Frankenstein by way of a boy and his dog, the film opens with a spryly sweet scene of young Victor making his pooch Sparky the star of a homemade '50s monster mash. That's just one of the ways they play across the similarly dated suburbs of New Holland—speaking of Burton tropes—until Sparky meets an untimely end via car bumper. But it is, of course, not an end: Victor's mother tries to soothe his broken heart by promising, "We'd bring him back, if we could," and he sets out to do just that, with the help of lighting, a car battery and just a little bit of patchwork on Sparky's tail. From there, it follows the familiar beats of Frankenstein, albeit with a slight twist in the form of a school science fair that has Victor's fellow students copying his sure-to-win experiment, with monstrous—and monster-movie-referencing— results.
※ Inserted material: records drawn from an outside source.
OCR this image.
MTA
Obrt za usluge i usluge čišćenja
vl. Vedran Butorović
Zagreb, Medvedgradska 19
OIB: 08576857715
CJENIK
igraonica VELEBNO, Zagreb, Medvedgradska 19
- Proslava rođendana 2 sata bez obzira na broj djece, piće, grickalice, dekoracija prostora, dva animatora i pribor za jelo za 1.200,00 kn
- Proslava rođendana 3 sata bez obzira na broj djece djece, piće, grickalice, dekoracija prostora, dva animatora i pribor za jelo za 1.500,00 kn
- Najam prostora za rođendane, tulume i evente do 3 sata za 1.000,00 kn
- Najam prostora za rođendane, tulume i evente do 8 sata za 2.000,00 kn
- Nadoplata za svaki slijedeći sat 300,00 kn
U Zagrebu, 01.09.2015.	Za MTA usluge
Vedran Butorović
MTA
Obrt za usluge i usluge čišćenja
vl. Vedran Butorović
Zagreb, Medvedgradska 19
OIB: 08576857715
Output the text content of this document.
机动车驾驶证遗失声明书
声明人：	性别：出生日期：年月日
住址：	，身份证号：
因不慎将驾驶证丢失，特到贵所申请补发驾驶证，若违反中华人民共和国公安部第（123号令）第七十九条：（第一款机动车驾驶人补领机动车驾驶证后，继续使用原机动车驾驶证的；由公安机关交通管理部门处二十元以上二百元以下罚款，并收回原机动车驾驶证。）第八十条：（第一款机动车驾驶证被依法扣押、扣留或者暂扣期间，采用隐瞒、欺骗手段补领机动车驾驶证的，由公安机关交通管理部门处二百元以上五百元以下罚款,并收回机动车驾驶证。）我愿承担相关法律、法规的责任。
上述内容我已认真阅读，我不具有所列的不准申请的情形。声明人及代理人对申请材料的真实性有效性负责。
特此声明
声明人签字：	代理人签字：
The joys of Frankenweenie come in between its story beats, though. The mutants who make up Victor's class—in particular a bug-eyed blonde with a cat that uses its litter box as a crystal ball—resemble some of horror's oldest stars, and each are good for a laugh, particularly when it comes time for the climax. Better still are the bits of sweetness that wind through the black-and-white world, from Victor's very genuine interactions with his rein-canined best friend, to a nice little tribute to Vincent Price, who lends his visage to Victor's mentor, a science teacher run out of town by the myopic townsfolk.
The appearance of Price calls back not only to the arch, campy horror stories woven through Frankenweenie's DNA, but also to another early Burton film, Edward Scissorhands: as with that classic, the basic, but unmistakable message here is that you shouldn't be afraid to follow what you love, even if it makes you an outcast. Burton's established enough that he doesn't exactly have that worry anymore, but the proof of that philosophy's success is nevertheless crafted right in to Frankenweenie's clay: the copious callbacks to childhood joys elevate a standard Burton exercise to a charming retro love letter.